We looked at data from questions that were field tested and kept and rejected questions based on that data. Finally, we normed test data and gave Pearson a benchmark by which to score every student in the state. This was an eight-year process beginning to end. I was there every step of the way, usually serving on teacher committees of 12 members or fewer. I used what I learned to my advantage, and I consistently had the highest EOCT scores in my county from 2004 until 2014.
I’m not saying I used information illegally or unethically, but when a teacher knows the test inside and out it’s pretty easy to teach a student how to play the game. Sometime in 2014, Pearson Educational Measurement lost its Georgia contract and was replaced by CTB/McGraw-Hill.
I was immediately chosen by them to serve on the same types of committees I had served on before. I learned the new Milestones test for the first few years would be identical to the tests that Pearson had given because McGraw Hill didn’t have field tested items yet so they couldn’t create their own version of the test.
The EOCT created by Pearson was property of the state of Georgia so they would use those questions for the 2014-2015 EOC and just grade it to a new set of criteria. I was thinking no problem, same test, same questions, my students should do well.
When last year’s scores finally came out in November I was shocked my pass rate had dropped from the usual 90 percent or higher to 29 percent. I had changed schools in between, same county, but I didn’t feel like my new students were that much worse off than any other group I had ever taught, and surely my teaching ability didn’t decline that much in one year.
What I noticed was that in order to pass the Milestone at a proficient level a student had to score 80 or higher. Students who scored in the 70s were considered “needs development” or “Level II.”
In the past students were rated as Exceeds Expectations, Meets Expectations, or Does Not Meet Expectations. Now students are rated on a 4-point scale just like teachers, and, just like teachers, a Level 2 is not a good thing. The real problem with the test scores is that a student can pass my course and receive the Carnegie unit for a score of 70 or higher. But, my rating as a teacher will suffer if the same student doesn’t score above 80.
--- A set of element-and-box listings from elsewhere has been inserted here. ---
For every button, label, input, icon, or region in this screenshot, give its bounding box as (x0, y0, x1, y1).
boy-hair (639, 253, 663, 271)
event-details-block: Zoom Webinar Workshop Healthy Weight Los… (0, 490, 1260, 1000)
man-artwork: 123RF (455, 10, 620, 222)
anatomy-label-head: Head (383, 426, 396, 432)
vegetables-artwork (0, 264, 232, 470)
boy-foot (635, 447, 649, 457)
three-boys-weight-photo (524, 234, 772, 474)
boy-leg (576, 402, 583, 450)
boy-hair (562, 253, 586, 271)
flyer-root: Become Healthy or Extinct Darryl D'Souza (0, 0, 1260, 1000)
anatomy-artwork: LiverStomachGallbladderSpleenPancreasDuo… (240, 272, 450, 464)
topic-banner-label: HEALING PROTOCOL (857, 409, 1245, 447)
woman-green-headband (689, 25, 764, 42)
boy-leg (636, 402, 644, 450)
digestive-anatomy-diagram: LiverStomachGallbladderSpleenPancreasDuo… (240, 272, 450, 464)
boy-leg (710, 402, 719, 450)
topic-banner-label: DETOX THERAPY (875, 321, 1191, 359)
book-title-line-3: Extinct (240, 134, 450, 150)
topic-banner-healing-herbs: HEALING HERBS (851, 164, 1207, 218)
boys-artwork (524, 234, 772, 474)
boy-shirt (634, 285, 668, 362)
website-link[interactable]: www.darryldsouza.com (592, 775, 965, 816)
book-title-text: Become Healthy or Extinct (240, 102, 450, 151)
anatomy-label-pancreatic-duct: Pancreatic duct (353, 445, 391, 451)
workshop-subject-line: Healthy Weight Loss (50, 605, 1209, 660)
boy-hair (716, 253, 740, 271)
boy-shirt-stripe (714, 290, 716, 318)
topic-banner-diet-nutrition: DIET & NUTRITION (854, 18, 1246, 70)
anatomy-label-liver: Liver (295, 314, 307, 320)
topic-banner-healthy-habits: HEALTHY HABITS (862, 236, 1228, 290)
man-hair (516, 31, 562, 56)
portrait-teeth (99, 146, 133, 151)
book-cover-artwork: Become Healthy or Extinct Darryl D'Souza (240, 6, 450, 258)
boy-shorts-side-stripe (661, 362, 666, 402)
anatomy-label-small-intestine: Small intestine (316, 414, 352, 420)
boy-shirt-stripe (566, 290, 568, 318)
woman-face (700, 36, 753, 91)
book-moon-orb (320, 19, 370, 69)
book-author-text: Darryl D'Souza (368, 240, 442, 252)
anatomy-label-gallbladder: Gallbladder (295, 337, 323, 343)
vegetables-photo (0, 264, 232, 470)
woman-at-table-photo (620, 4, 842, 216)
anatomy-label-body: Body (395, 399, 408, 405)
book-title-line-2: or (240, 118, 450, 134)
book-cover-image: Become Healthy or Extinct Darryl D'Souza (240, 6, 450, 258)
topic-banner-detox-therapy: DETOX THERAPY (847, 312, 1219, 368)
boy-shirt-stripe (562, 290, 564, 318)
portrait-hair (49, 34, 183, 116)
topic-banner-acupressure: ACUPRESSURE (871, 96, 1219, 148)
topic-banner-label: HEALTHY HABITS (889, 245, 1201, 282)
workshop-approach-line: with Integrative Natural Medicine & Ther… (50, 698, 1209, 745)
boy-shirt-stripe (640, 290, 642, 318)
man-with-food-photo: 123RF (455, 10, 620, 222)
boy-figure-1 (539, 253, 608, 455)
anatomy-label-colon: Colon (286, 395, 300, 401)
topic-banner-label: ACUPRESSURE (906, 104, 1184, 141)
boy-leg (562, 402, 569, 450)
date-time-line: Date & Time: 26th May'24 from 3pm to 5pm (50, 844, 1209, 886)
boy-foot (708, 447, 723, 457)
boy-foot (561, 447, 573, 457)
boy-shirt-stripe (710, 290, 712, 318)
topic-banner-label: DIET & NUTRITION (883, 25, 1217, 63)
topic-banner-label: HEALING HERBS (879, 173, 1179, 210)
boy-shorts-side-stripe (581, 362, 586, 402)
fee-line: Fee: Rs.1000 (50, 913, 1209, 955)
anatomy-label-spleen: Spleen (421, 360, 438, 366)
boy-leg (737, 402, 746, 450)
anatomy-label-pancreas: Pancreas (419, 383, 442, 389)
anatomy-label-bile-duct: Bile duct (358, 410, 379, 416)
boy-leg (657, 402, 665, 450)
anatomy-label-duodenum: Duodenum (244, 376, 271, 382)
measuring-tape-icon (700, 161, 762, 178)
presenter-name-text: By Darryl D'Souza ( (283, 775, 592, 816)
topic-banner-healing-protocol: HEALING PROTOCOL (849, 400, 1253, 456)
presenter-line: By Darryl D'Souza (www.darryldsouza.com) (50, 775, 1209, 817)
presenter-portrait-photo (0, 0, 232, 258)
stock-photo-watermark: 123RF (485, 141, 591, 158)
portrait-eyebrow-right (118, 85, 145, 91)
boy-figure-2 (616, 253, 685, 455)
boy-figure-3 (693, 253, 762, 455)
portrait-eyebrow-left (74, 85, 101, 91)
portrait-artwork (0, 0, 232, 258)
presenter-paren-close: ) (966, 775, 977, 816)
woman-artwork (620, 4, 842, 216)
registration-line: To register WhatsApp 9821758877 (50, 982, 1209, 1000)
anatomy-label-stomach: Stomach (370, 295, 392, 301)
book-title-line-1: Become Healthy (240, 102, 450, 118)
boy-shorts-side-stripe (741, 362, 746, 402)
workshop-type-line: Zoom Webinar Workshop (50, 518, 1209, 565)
I had one student in particular that came in early every day for two weeks leading up to the EOC last year. She was a solid B student but she was worried about the EOC. I worked with her and she pulled out a 79 on the EOC.
The EOC counting as 20 percent of her final average was waived since scores did not come back in time, but even without the waiver she would have kept her B average in my class with a 79 on the EOC. The results from that situation are the student is happy she kept her B, she performed as well as she was ever going to on the EOC, and the teacher receives a rating of Level 2 because she didn’t score 80 or higher. It’s scary to think that 50 percent or more of my evaluation depends on that number considering it was the same test students have been taking for a decade, it’s just graded much tougher now.
I’m no expert in mathematics, but statistically I know most people are average, and I know the bell curve says that most students will score around 75 on any valid exam. It seems unfair to move students ahead in the system for being average, but to punish the teacher when an average student doesn’t score above average on a standardized test.